Yet, couples with more means may cling to a comfortable lifestyle, while their marriage dissembles into a business arrangement.Homemakers fear being self-supporting or single moms, and breadwinners dread paying support and seeing their assets divided.His ambivalence made him so distressed, he died before she did!Money binds couples, too, especially in a bad economy.Emotionally or physically battered women may stay out of fear of and confidence has eroded in the relationship, and the threat of abuse increases close to separations.Most people tell themselves, “The grass isn’t any greener,” believe they’re too old to find love again and imagine nightmarish online dating scenarios.They are as tied to their mate as they once were to their parents.Going through brings with it all of the unfinished work of becoming an independent “adult.” Fears about leaving their spouse and children may be reiterations of the fears and guilt that they would have had upon separating from their parents, which were avoided by quickly getting into a relationship or marriage.

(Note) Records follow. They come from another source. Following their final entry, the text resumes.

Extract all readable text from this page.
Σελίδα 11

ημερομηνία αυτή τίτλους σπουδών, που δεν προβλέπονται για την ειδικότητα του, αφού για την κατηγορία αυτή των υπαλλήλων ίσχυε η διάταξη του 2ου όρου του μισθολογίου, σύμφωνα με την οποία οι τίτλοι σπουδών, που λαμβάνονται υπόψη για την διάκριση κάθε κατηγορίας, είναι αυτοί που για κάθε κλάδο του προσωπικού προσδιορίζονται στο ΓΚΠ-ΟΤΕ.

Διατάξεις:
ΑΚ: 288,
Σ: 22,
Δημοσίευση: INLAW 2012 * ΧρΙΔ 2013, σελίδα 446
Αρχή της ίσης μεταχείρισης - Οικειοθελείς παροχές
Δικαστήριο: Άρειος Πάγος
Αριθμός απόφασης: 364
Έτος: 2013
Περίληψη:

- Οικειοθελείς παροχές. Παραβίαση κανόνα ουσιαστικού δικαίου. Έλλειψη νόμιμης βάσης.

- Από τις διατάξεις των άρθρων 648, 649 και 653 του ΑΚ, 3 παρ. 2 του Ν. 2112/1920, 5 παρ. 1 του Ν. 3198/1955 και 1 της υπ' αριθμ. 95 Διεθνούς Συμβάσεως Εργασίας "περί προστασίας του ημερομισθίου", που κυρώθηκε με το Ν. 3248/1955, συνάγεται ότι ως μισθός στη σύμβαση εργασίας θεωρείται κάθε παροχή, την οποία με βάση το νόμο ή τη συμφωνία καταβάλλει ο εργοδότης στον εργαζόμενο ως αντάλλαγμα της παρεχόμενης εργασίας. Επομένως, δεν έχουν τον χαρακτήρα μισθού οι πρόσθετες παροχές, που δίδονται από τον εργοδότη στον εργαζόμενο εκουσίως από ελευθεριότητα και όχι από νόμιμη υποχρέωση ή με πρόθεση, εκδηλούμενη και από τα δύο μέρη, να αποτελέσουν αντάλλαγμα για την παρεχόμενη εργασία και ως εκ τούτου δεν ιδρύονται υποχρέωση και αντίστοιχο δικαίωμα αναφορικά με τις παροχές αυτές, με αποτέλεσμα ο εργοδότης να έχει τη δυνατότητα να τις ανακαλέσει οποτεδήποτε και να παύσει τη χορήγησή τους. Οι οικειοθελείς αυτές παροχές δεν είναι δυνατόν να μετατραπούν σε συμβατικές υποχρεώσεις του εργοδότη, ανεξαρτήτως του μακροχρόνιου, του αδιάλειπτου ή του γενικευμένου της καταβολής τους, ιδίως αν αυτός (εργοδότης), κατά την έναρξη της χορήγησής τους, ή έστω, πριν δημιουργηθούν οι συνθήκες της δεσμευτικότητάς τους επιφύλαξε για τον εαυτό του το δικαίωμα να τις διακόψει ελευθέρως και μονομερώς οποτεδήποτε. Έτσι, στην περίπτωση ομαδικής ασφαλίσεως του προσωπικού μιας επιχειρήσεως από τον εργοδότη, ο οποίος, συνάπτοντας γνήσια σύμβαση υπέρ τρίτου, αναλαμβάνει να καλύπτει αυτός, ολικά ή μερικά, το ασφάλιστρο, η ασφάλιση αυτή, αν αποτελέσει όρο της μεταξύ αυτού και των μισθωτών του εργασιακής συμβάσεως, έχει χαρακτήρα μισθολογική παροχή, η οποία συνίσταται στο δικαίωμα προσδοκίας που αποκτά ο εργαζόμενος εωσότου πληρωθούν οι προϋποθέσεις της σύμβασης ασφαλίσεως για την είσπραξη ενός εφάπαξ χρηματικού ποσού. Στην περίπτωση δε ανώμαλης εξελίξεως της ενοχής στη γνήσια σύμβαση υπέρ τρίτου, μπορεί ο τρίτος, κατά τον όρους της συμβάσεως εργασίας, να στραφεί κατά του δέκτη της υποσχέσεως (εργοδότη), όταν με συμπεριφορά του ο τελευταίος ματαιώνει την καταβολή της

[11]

Autonomy doesn’t mean you don’t need others, but in fact allows you to experience healthy dependence on others without the fear of suffocation.
They may rationalized, minimize, or excuse their partner’s behavior and cling to hope or occasional “good times” or expressions of love. “if only” often, denying their own pain, which might motivate them to get help and change.
They believe broken promises and hope things will improve . implies being an emotionally secure, separate, and independent person.
The combined effect of this adds to fears of loneliness and isolation people that they envisage being on their own.
For spouses married a number of years, their identity and may be as a “husband” or “wife” – a “provider” or “homemaker.” The loneliness experienced upon divorce is tinged with feeling lost. This also may be significant for a noncustodial parent, for whom parenting is a major source of self-esteem. They left home or their college roommate for a marriage or romantic partner.
Take responsibility for your happiness by developing your passions instead of focusing on the relationship.